Hardis reminds us that “as our kids become independent, highly functioning adults, they must learn to be aware of their surroundings and to make choices. As they go off to college, they may be in environments—maybe it’s a party, maybe it’s a concert setting—where they start to feel like they don’t have control of their own bodies or of their space and their ability to feel safe. I think all of this is good preparation for those moments.”
“When do you feel safe? How do you control that?
Empowering our students to feel that they control their own safety
and that they should always make sure they’re in positions to do so,
I think that’s a really important lesson parents can teach their kids and reinforce.”
— Bob Hardis, Superintendent of Beachwood Schools
Harding concedes, “it’s really unfortunate that we must have these conversations. It’s unfortunate that we practice for situations like this.” But then, he offers us a silver lining.

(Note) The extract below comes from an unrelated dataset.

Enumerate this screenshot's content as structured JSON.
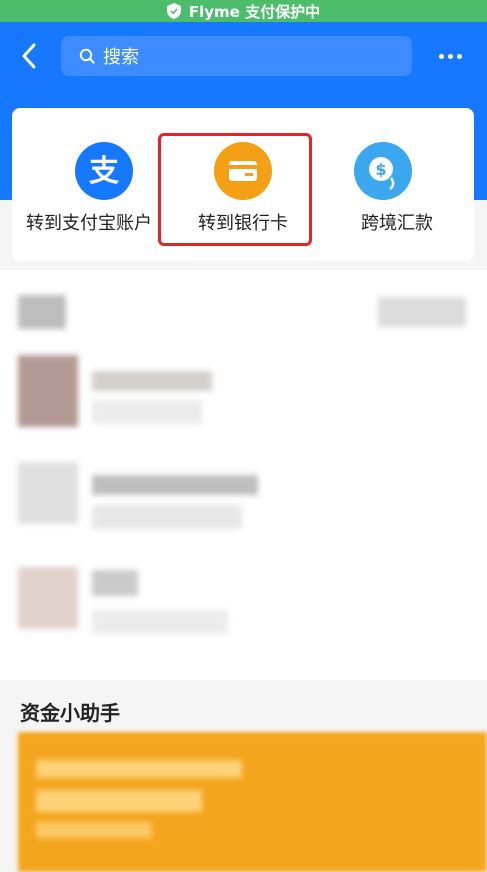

This feels like a disturbing and scary time, but it’s also an opportunity for empowerment. Active shooter drills in schools teach our kids how to make good decisions under pressure and encourage them to look out for one another’s safety. ALICE drills train our kids to be independent thinkers and give our kids tools to successfully navigate stressful and dangerous situations as they mature into independent, high-functioning adults.
Bottom line: active shooter drills teach our kids situational awareness skills that are transferable to other parts of their lives. As Hardis says, “there’s something about growing in that way that we can look to as a positive, bright spot in a very dark situation.”